そう、思っていた時期が俺にもありました。
「あ、あれ……?」
「やったー! しんだーっ!」
プスプスと煙をあげて、動かないマンティコア。死んだのか?
「うわ、マジでやったのか」
マジかよ。あっけなさ過ぎるぞ。
前情報は嘘だったのか?
いや、弱点をぶち抜いたらこんなもんなのかもしれない。
「まあいい、それより向こう側だ」
そう。まだ向こうにいるマンティコアが残っているのだ。ここで気を抜くわけにはいかない。
クロウがやられた時のノックバックによる疲弊と酩酊感が辛いが、戦力補充のためそれを押してピクシーをもう一体召喚する。
「こいっ、ピクシー!」
光の粒子が集合し、姿を現したのは紫のワンピースを来た幼女だ。
一体目が赤だったから2Pカラーだな。
「……こんにちわ」
「お、おう」
あれ、このピクシーうるさくない。ジト目のロリ魔法使いって感じだ。
というか召喚魔って個性あるんだな。初めて知ったぞ。
となるとあんだけ召喚したクロウにも……。
いやいや突っ込みたいところ、考察したいところが出てきたが、今この状況を無視する訳には行かない。
俺は遺跡の向こう側に向かう。
悲鳴が聞こえてくるから、まだいるはずだ。
「た、助けてくれぇっ!」
遺跡の前庭へ出ると、野盗のうち一人は完全に血だまりに沈んで動かない。
そしてもう一人は絶賛齧られ中であった。
「ピクシー、構うな! いけっ!」
今まさに齧られている野盗はもう助からない。
そう判断し、俺は容赦なく行くように指示を出す。
ピクシーたちは返事も無く、俺の要望に応えた。
ピクシーA(うるさい方)がランク1の火魔法「ファイアボルト」をわざと誤射する。
火の矢が地面に突き立ち、そちらに注意が削がれたマンティコアに、ピクシーB(うるさくない方)のファイアボールが着弾した。
「グギャアアアアアアァ!」
そこからは文字通り、先ほどの焼き直しだ。
体の表面を焼かれてのたうつマンティコアに、ピクシー二体による火魔法のつるべ打ちである。

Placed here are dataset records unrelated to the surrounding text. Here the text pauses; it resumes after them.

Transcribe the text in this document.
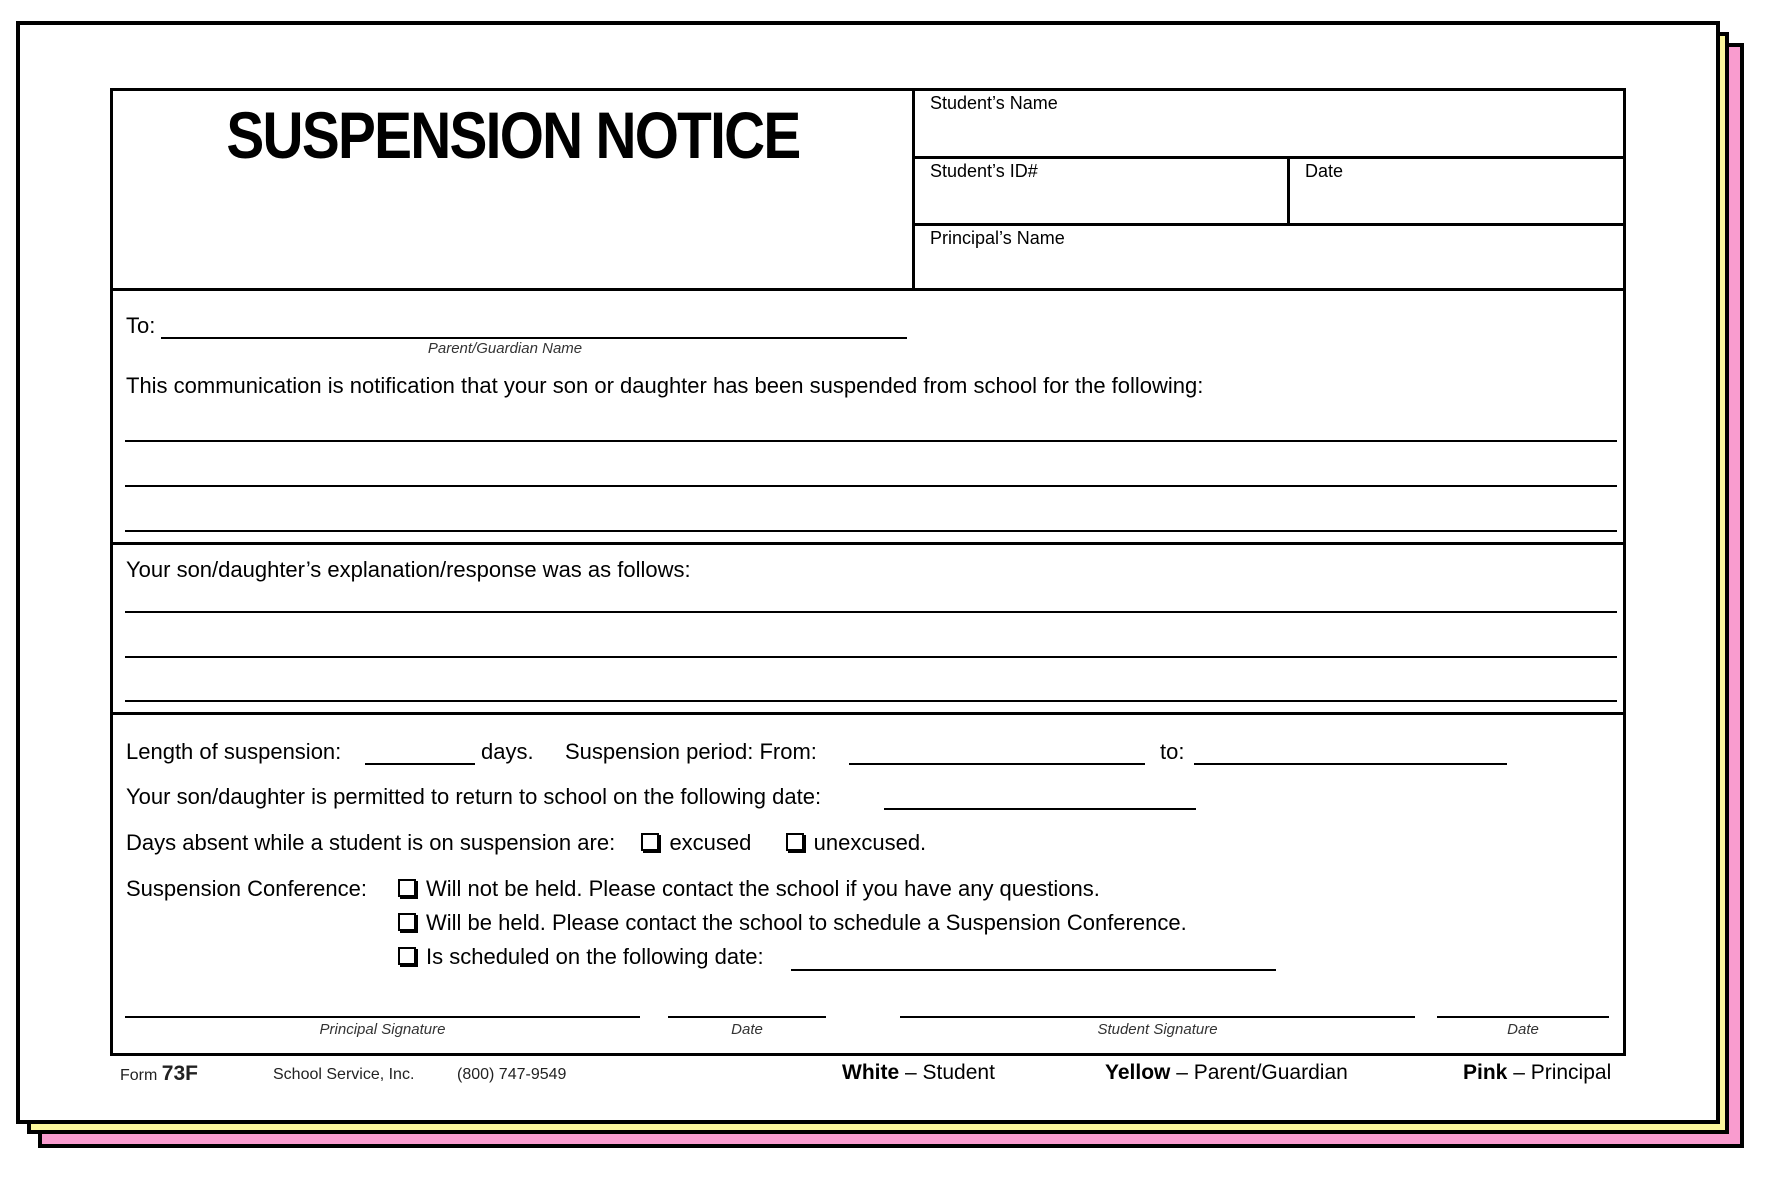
SUSPENSION NOTICE	Student’s Name
Student’s ID#	Date
Principal’s Name
To:
Parent/Guardian Name
This communication is notification that your son or daughter has been suspended from school for the following:
Your son/daughter’s explanation/response was as follows:
Length of suspension:	days. Suspension period: From:	to:
Your son/daughter is permitted to return to school on the following date:
Days absent while a student is on suspension are: excused	unexcused.
Suspension Conference:	Will not be held. Please contact the school if you have any questions.
Will be held. Please contact the school to schedule a Suspension Conference.
Is scheduled on the following date:
Principal Signature	Date	Student Signature	Date
Form 73F	School Service, Inc.	(800) 747-9549	White – Student	Yellow – Parent/Guardian	Pink – Principal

そしてものの数分後には、魔物の焼けた死体が転がっていた。
■ □ ■ □ ■ □
俺はマンティコアの死体に近寄り、槍の石突でつついて本当に死んでいるかを確認する。その後、さっきからか細い声で俺を呼ぶ野盗の男の下へ向かった。
「た、助けてくれてありがとよ……」
「ああ……」
男は助かってなどいない。
今も手で押さえてはいるが、首から血があふれ出て止まらない。これでは数分もすれば冷たくなっているだろう。
「俺はよ、小せえときから悪やっててよ……ごほっ……」
ああこれは、辞世の句というかなんというか、今際のきわの言葉ってやつか。
俺を呼び付けたくせに焦点が合わない男の瞳を見て、ぼんやりとそう思った。
黙るのを怯えるように男が話すその内容は、正直胸糞の悪くなるものだった。
恐喝、窃盗、殺人、強姦。ステータススキル法を使わず、ギルドに縛られず、やり方を変え土地を変え、上手くやって来たのだと言う。
男の口調は自身を擁護するような部分もあったが、俺には全く共感できないものばかりだった。ただ、最後なのだからと何も言わずそれを聞いた。
しかし、男の最後の言葉で状況が一変する。
「へ、へへっ、最近はよ、女も囲ってそこそこ悠々自適に暮らしててよ……まだアジトにいると思うぜ……」
「お前……」
「冒険者さんよ、俺は悪やってきたが、道連れなんてのは趣味じゃねえや。乱暴に扱ったから駄目かも知らんが、ごほっ、生き直せそうなやつがいたら、連れてってやってくれや……」
長々と話しておいて、言いたかったのはこのことだったのか。
自身の来歴を語ったのは、この男の言う「囲っていた女」の状況を説明するためか、あるいは「実はいい人だった」なんて俺に思われるのが嫌だったのかもしれない。
悪なりの矜持と言うやつだろう。
まあ、これを俺に知らせる時点で、この男に悪党なりの良心があったことは事実だろうな。それで誰が救われるわけでも無いとは思うが。
「……さて、しゃあない。もう人頑張りだ」
俺はアジトとやらの場所を少し聞き出した後、囚われた女たちを救出しに、森へと歩き始めることにした。